Five Chinese firms announced plans to delist from the U.S. stock exchange this Friday. This creates attention to triggering diplomatic-economic tension between the two economically well-sustained states, China and the U.S.
China Life Insurance and the Aluminum Corp. of China, considered economic giants, have declared their voluntary delisting from the New York Stock Exchange market. China-owned energy firms, including PetroChina, China Petroleum and Chemical, and Shanghai Petrol Chemical, recently put forward in each of their separate statements that they will soon step away from the U.S. stock market, addressing the administrative burden and costs associated with maintaining the shares.
The reason for this delisting is considered to be the strict regulation and continuous check on these firms imposed by the Congress legislation in 2020. All these companies were already made part of the Holding Foreign Companies Accountable Act (HFCAA) earlier this May. These companies were considered as the units that do not meet the American Regulating Standards. The tension remains the same despite all the negotiations between the Beijing and U.S. stock markets.
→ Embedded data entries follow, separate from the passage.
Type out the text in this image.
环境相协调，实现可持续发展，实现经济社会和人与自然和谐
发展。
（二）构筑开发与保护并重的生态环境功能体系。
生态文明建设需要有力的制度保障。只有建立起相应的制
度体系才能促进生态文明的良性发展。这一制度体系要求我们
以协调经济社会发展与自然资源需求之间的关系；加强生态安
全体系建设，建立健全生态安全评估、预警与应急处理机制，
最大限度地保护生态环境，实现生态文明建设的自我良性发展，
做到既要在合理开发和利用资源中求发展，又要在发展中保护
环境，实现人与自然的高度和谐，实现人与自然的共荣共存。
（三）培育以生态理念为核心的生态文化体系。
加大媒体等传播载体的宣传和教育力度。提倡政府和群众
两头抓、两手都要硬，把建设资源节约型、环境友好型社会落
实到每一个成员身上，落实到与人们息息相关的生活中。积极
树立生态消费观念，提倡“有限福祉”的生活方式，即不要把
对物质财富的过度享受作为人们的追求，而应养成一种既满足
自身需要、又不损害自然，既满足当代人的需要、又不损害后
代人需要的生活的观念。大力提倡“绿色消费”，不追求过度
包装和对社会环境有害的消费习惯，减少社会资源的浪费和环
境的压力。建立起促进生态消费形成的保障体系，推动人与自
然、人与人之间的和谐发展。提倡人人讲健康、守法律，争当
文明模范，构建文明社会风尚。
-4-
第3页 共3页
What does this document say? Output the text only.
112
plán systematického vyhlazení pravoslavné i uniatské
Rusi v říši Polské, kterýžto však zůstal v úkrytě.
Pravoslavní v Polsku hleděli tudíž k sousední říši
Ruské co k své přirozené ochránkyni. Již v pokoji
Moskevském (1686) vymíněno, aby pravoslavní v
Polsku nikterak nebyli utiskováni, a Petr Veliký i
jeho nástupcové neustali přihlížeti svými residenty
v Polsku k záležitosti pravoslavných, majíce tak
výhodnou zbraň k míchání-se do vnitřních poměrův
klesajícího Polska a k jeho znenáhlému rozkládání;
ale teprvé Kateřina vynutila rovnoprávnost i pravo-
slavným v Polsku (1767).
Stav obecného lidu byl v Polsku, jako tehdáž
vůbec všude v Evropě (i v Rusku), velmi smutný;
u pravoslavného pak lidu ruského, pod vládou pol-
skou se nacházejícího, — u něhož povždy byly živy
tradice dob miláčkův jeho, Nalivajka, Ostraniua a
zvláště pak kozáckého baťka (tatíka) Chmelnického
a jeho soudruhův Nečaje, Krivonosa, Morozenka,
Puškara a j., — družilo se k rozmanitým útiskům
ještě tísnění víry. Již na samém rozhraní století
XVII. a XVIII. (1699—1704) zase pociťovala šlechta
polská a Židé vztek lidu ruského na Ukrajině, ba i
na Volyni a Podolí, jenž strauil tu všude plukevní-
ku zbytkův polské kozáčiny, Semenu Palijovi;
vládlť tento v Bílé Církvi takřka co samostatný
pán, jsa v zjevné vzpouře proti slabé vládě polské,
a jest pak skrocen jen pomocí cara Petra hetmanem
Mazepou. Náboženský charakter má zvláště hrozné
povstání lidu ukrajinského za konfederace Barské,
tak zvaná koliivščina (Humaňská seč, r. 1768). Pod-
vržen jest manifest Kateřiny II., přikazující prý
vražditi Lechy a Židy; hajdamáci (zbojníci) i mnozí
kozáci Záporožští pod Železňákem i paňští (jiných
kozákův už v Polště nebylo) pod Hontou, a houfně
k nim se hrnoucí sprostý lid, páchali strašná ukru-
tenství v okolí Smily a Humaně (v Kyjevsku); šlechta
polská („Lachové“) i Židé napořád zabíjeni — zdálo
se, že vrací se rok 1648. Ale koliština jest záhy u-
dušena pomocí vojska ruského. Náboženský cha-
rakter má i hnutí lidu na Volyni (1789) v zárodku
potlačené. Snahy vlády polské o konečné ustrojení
After the staggering statements flashed across the trading market, China’s top stock regulator, the China Securities Regulatory Commission, issued a statement emphasizing that the companies’ decisions were based on their commercial considerations and economic concerns and that it would facilitate contact with relevant overseas governing agencies to jointly safeguard the legitimate rights & interests of both investors and companies.
The current situation in the stock exchange market on Friday showed clear signs of an increasing number of China-owned firms delisted from the U.S. stock market, resulting in a serious loss in the U.S in the upcoming years.
According to the chief economist of Yingda Securities, the delisting of the companies rather the attracting global companies will further lead to a shrink in the size of the largest stock market in the world. The New York stock market.
Experts like Gao Lingyun of the Chinese Academy of Social Sciences (CASS) in Beijing said in his statements that the U.S. cannot be considered as well established market-oriented financial market anymore because of the current situation prevailing. The analyst also considers this situation to worsen further, as the other companies may have second thoughts about the Ney York Stock Exchange market. He also estimated that other large forms chose to delist from the U.S., especially after witnessing this turbulence in the stock market.
The HFCAA act and its audit rules on companies not only break economic ties but also create a condition of diplomatic distress resulting in uncertainty about the future of both countries.